The answer is simple. Mining cryptocurrency requires an extraordinary amount of computing power as it involves solving complex mathematical problems. In order to do that, hackers either use malware to take control of several host systems and later use them to compute smaller chunks of mathematical problems to mine cryptocurrency. The malware is usually disguised in the form of attachments, links in emails, and pirated software applications, OS and games that we download from the internet.

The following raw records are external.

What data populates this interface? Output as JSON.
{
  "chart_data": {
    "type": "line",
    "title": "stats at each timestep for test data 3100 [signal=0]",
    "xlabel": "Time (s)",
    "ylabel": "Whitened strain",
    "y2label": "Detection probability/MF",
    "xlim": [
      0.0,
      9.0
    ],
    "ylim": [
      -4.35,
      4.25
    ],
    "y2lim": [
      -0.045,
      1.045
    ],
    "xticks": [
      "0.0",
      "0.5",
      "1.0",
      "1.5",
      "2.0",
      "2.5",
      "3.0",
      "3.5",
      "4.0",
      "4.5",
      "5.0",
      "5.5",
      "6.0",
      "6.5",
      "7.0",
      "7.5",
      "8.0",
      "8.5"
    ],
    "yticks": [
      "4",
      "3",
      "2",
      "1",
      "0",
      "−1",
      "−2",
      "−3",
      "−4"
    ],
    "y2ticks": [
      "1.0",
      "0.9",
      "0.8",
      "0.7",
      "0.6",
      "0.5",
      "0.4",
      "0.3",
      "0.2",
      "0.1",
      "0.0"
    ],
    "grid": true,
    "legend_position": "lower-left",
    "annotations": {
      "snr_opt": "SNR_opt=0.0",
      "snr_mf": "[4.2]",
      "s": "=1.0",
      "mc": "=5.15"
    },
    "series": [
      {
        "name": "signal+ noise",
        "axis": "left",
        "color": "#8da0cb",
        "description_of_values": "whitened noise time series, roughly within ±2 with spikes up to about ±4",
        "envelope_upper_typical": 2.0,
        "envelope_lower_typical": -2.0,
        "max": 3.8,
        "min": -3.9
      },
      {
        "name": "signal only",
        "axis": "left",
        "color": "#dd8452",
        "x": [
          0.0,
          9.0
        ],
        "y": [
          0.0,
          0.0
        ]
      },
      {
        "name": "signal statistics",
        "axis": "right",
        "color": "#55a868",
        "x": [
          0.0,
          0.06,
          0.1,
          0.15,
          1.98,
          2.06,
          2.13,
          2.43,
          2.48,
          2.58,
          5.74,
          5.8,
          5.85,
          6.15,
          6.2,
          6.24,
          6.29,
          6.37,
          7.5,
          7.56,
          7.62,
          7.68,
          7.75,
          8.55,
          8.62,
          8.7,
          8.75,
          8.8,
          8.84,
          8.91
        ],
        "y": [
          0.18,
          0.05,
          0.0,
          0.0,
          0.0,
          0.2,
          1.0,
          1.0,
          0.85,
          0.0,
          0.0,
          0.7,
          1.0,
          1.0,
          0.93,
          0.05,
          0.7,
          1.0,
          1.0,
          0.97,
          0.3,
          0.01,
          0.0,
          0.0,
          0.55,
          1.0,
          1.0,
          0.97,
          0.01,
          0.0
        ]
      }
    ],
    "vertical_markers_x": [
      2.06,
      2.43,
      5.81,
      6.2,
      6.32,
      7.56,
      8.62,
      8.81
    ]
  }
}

Another way people can exploit your PC for crypto-mining is by using APIs. When you visit certain websites, the site’s code will have an API or a piece of embedded JS code that will use up your computer’s resources as you browse the website. But, some companies and websites also ask for volunteers to share their CPU power for mining cryptocurrency.

This takes clocks up the CPU and RAM usage, which can lead to reduced machine performance over a period of time.

Cryptojacking is one of the fast-growing computer threats all over the globe.

In 2018, a crypto mining bot affects close to half a million machines and helped anonymous parties generate close to $3.6 million worth of Monero.

The first half of 2019 alone saw 52 million cryptojacking attacks all over the world. Crytojacking has become popular among hackers as it is the best and cheaper alternative to ransomware. Those who don’t know ransomware, it is a form of malware that encrypts the victim’s data and will restore access only when the victim pays a ransom. Crytojacking is preferred over ransomware because with ransomware a hacker might get money only from 3 people for every 100 infected computers. But, in case of cryptojacking, all the machines work for the hacker and helps them mine cryptocurrencies.

That’s enough details and stats about cryptojacking. Let’s come back to the story.

I took some quick steps to restore order.

In order to prevent my computer from any future vulnerabilities, I got a new copy of Windows 10 and did a fresh install on my PC. I also installed a new antivirus and an anti-malware system. I’m not entirely sure if it will protect my PC 100%, but I was happy that I took the necessary steps to overcome the current situation.

Even though I was a little shocked at the fact that I was making someone rich by letting them use my PC for mining cryptocurrency, I was not angry for two reasons.

All we can do as individuals connected to the internet is safeguard ourselves from the rising threats.

If you’re using a pirated copy of the OS or used to download a lot of software applications and games from torrent websites, it is essential that you run a system diagnostic to see if it is malware-free. Use free tools like Malware bytes, Avira Antivirus, or AVG, etc. to run a system-wide scan. If you detect any vulnerabilities, take a back up of your data and fix them immediately.

If a similar incident happened to me ten years back, I wouldn’t have worried so much. Back then, I wasn’t using the internet for everything. All I did back then was watch movies and listened to songs. But, in today’s world, we do a lot more on the internet. We share pictures, videos, buy stuff and do a ton of other things that contain sensitive user data. So, please be aware of the rising online threats and stay safe.